Here are 5 major and 5 minor scale patterns. Knowing all of these scales will allow you to play any major or minor scale in any region of the fretboard. This is advantageous because you can shift between scales, moving up and down the fretboard which can give you more options when soloing, and add a better flow to your playing. It is also nice to know the different patterns when you are creating licks because you will find that it is naturally easier to play different runs or combinations of notes depending on which scale pattern you are using.
Fortunately, although there are 5 patterns for both the major and minor you will only have to memorize a total of 5 scale patterns. This is because each major scale has a relative minor scale which uses the same notes. Therefore, by adjusting your root note each of these scales patterns can be played as either a major or minor scale.

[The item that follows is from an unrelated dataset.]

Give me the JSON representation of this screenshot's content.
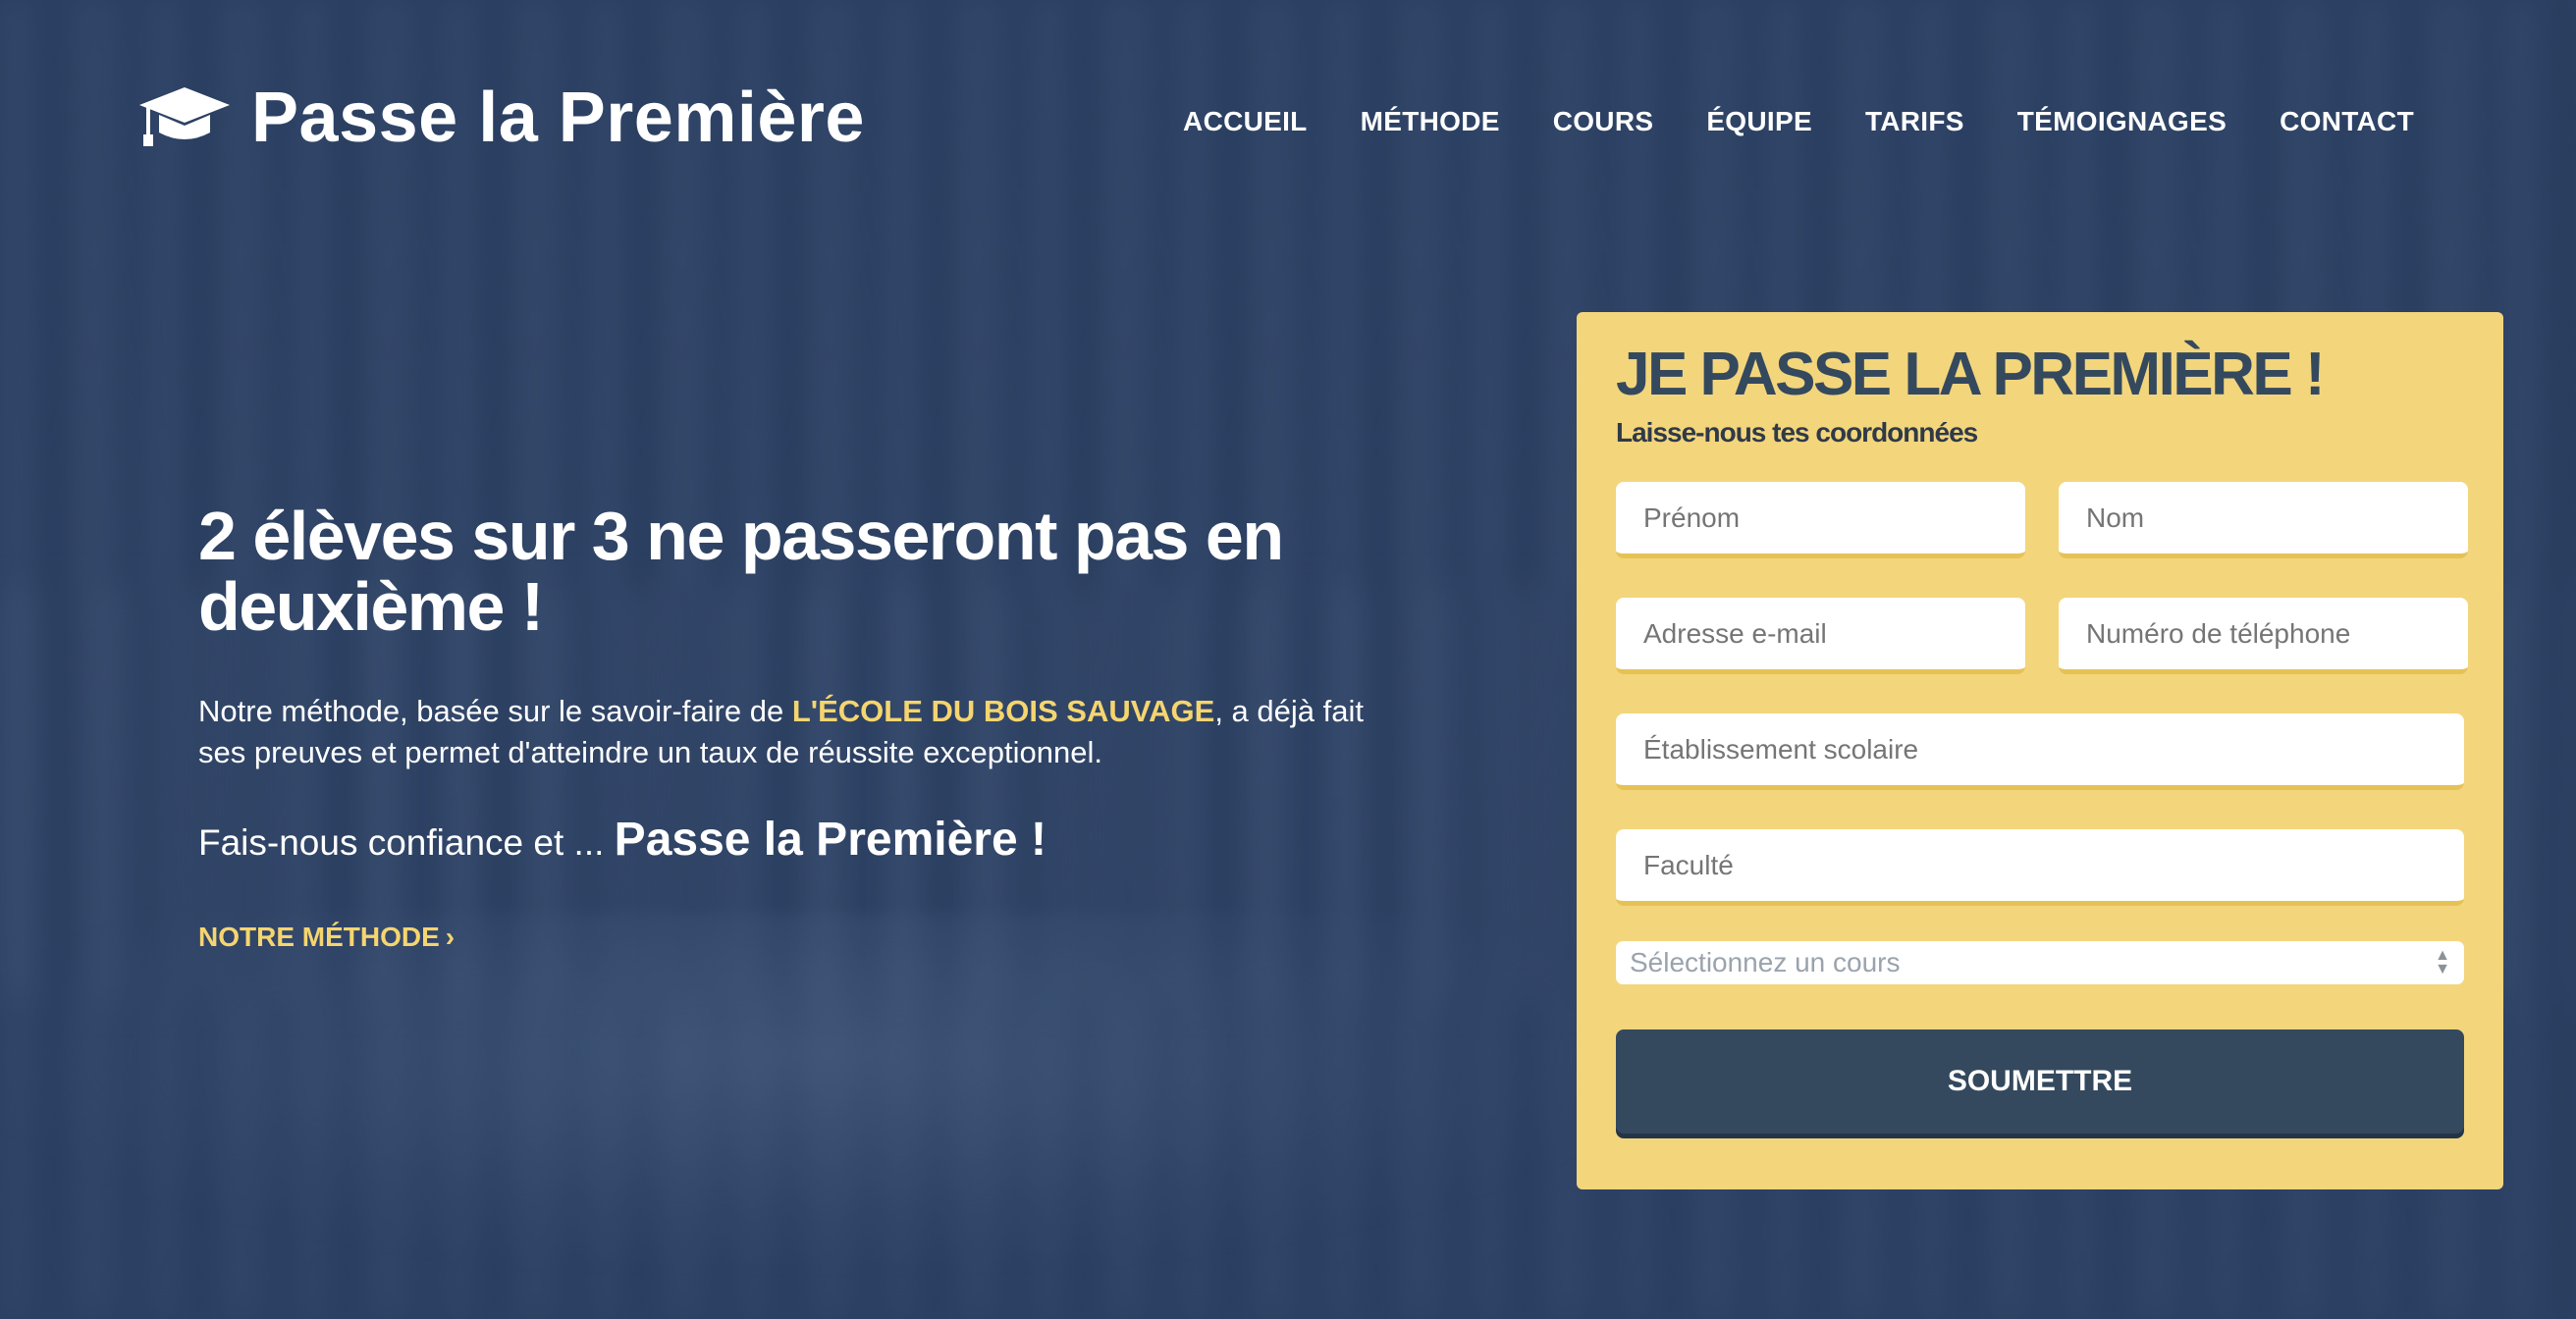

Below are the 5 scale patterns. Note that for each pattern the major roots are green and the minor roots are circled in red.
- Patterns with major roots on the 6th / low-E string:
- Patterns with major roots on the 5th / A string
- Pattern with major root on the 4th / D string
- In order to find your roots you will have to know the notes on the fretboard
- When learning these scale patterns don’t just learn them individually, but also try to look at how they relate to each other. This will allow you to shift between the different scales and play solos using the entire fretboard. This will open up many new options in your soloing.
- Like when you learn any scale, you should learn these scales well enough so that you can mix up the notes and use them to create new ideas in your playing. The idea here is that you want to actually be able to use the scales and not just be able to play them up and down.
- Scales are also great exercise tools. Play them up and down, in sequences, etc. using a metronome to practice timing, technique, and to build speed.